If you put someone in front of ChatGPT or Gemini, say it's an incredible tool, and tell them to ask it anything, they'll just stare blankly at the blinking prompt. “It's like we've gone back 30 years in interface design. They have no idea what to do or say." Harrison says he did this exact experiment with his parents: They asked what the weather was tomorrow, and the AI responded that it didn't have that information.
“We've regressed in discoverability," he says. “A regular person, not the tech people, if all they've been doing is setting timers with Siri for the past 10 years, and now they have to think about it in a fundamentally different way—that's an extremely hard problem.
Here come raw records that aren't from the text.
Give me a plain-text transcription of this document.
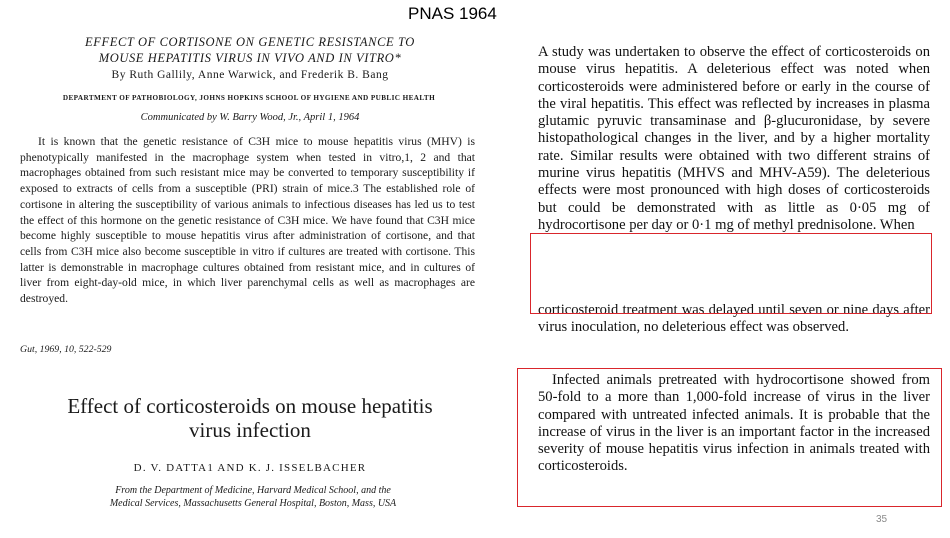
PNAS 1964
EFFECT OF CORTISONE ON GENETIC RESISTANCE TO
MOUSE HEPATITIS VIRUS IN VIVO AND IN VITRO*
By Ruth Gallily, Anne Warwick, and Frederik B. Bang
DEPARTMENT OF PATHOBIOLOGY, JOHNS HOPKINS SCHOOL OF HYGIENE AND PUBLIC HEALTH
Communicated by W. Barry Wood, Jr., April 1, 1964
It is known that the genetic resistance of C3H mice to mouse hepatitis virus (MHV) is phenotypically manifested in the macrophage system when tested in vitro,1, 2 and that macrophages obtained from such resistant mice may be converted to temporary susceptibility if exposed to extracts of cells from a susceptible (PRI) strain of mice.3 The established role of cortisone in altering the susceptibility of various animals to infectious diseases has led us to test the effect of this hormone on the genetic resistance of C3H mice. We have found that C3H mice become highly susceptible to mouse hepatitis virus after administration of cortisone, and that cells from C3H mice also become susceptible in vitro if cultures are treated with cortisone. This latter is demonstrable in macrophage cultures obtained from resistant mice, and in cultures of liver from eight-day-old mice, in which liver parenchymal cells as well as macrophages are destroyed.
Gut, 1969, 10, 522-529
Effect of corticosteroids on mouse hepatitis
virus infection
D. V. DATTA1 AND K. J. ISSELBACHER
From the Department of Medicine, Harvard Medical School, and the
Medical Services, Massachusetts General Hospital, Boston, Mass, USA
A study was undertaken to observe the effect of corticosteroids on mouse virus hepatitis. A deleterious effect was noted when corticosteroids were administered before or early in the course of the viral hepatitis. This effect was reflected by increases in plasma glutamic pyruvic transaminase and β-glucuronidase, by severe histopathological changes in the liver, and by a higher mortality rate. Similar results were obtained with two different strains of murine virus hepatitis (MHVS and MHV-A59). The deleterious effects were most pronounced with high doses of corticosteroids but could be demonstrated with as little as 0·05 mg of hydrocortisone per day or 0·1 mg of methyl prednisolone. When
corticosteroid treatment was delayed until seven or nine days after virus inoculation, no deleterious effect was observed.
Infected animals pretreated with hydrocortisone showed from 50-fold to a more than 1,000-fold increase of virus in the liver compared with untreated infected animals. It is probable that the increase of virus in the liver is an important factor in the increased severity of mouse hepatitis virus infection in animals treated with corticosteroids.
35
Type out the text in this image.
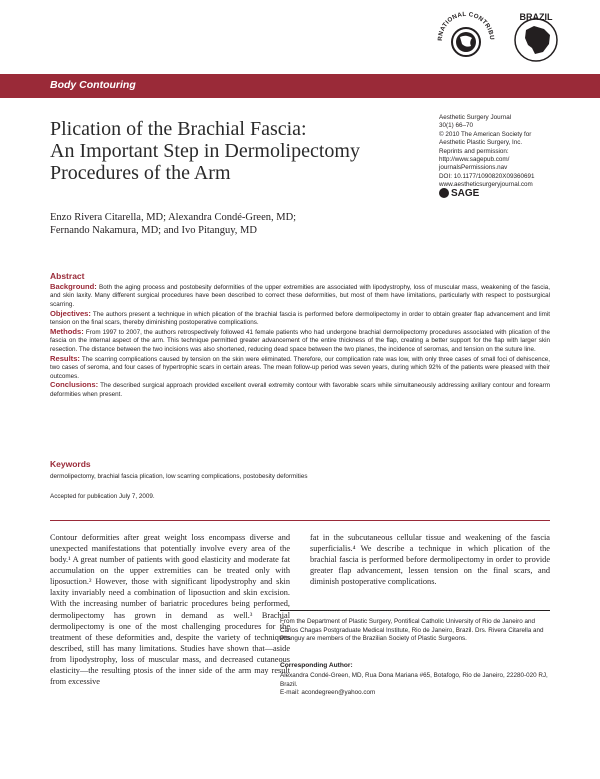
RNATIONAL CONTRIBU
BRAZIL
Body Contouring
Plication of the Brachial Fascia:
An Important Step in Dermolipectomy
Procedures of the Arm
Aesthetic Surgery Journal
30(1) 66–70
© 2010 The American Society for
Aesthetic Plastic Surgery, Inc.
Reprints and permission:
http://www.sagepub.com/
journalsPermissions.nav
DOI: 10.1177/1090820X09360691
www.aestheticsurgeryjournal.com
SAGE
Enzo Rivera Citarella, MD; Alexandra Condé-Green, MD;
Fernando Nakamura, MD; and Ivo Pitanguy, MD
Abstract

Background: Both the aging process and postobesity deformities of the upper extremities are associated with lipodystrophy, loss of muscular mass, weakening of the fascia, and skin laxity. Many different surgical procedures have been described to correct these deformities, but most of them have limitations, particularly with respect to postsurgical scarring.

Objectives: The authors present a technique in which plication of the brachial fascia is performed before dermolipectomy in order to obtain greater flap advancement and limit tension on the final scars, thereby diminishing postoperative complications.

Methods: From 1997 to 2007, the authors retrospectively followed 41 female patients who had undergone brachial dermolipectomy procedures associated with plication of the fascia on the internal aspect of the arm. This technique permitted greater advancement of the entire thickness of the flap, creating a better support for the flap with larger skin resection. The distance between the two incisions was also shortened, reducing dead space between the two planes, the incidence of seromas, and tension on the suture line.

Results: The scarring complications caused by tension on the skin were eliminated. Therefore, our complication rate was low, with only three cases of small foci of dehiscence, two cases of seroma, and four cases of hypertrophic scars in certain areas. The mean follow-up period was seven years, during which 92% of the patients were pleased with their outcomes.

Conclusions: The described surgical approach provided excellent overall extremity contour with favorable scars while simultaneously addressing axillary contour and forearm deformities when present.

Keywords
dermolipectomy, brachial fascia plication, low scarring complications, postobesity deformities
Accepted for publication July 7, 2009.

Contour deformities after great weight loss encompass diverse and unexpected manifestations that potentially involve every area of the body.¹ A great number of patients with good elasticity and moderate fat accumulation on the upper extremities can be treated only with liposuction.² However, those with significant lipodystrophy and skin laxity invariably need a combination of liposuction and skin excision. With the increasing number of bariatric procedures being performed, dermolipectomy has grown in demand as well.³ Brachial dermolipectomy is one of the most challenging procedures for the treatment of these deformities and, despite the variety of techniques described, still has many limitations. Studies have shown that—aside from lipodystrophy, loss of muscular mass, and decreased cutaneous elasticity—the resulting ptosis of the inner side of the arm may result from excessive

fat in the subcutaneous cellular tissue and weakening of the fascia superficialis.⁴ We describe a technique in which plication of the brachial fascia is performed before dermolipectomy in order to provide greater flap advancement, lessen tension on the final scars, and diminish postoperative complications.

From the Department of Plastic Surgery, Pontifical Catholic University of Rio de Janeiro and Carlos Chagas Postgraduate Medical Institute, Rio de Janeiro, Brazil. Drs. Rivera Citarella and Pitanguy are members of the Brazilian Society of Plastic Surgeons.
Corresponding Author:
Alexandra Condé-Green, MD, Rua Dona Mariana #65, Botafogo, Rio de Janeiro, 22280-020 RJ, Brazil.
E-mail: acondegreen@yahoo.com
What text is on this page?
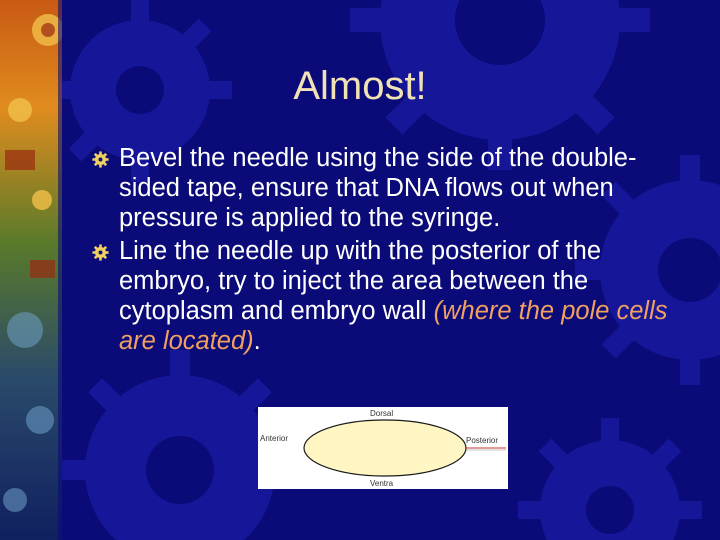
Almost!
Bevel the needle using the side of the double-sided tape, ensure that DNA flows out when pressure is applied to the syringe.
Line the needle up with the posterior of the embryo, try to inject the area between the cytoplasm and embryo wall (where the pole cells are located).
Dorsal
Anterior	Posterior
Ventra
Some sort of renaming of the application is going to be important."
Saying goodbye to Siri would be a big move for Apple—after all, it has spent more that a decade investing in it. But most people today still use it for playing music, checking weather, and setting timers, and aren't even pushing the boundaries of its current, relatively limited, capabilities. It's hard to see that changing anytime soon, even if Siri's feature-packed next generation arrives as promised.
“For 99 percent of the planet, this kind of AI revolution has totally gone over their head,” Harrison says. Like the 10-year transition from command line to graphical user interfaces, rethinking the way we use these personal voice assistants will take time and education, but maybe a new name will help Apple with the transition.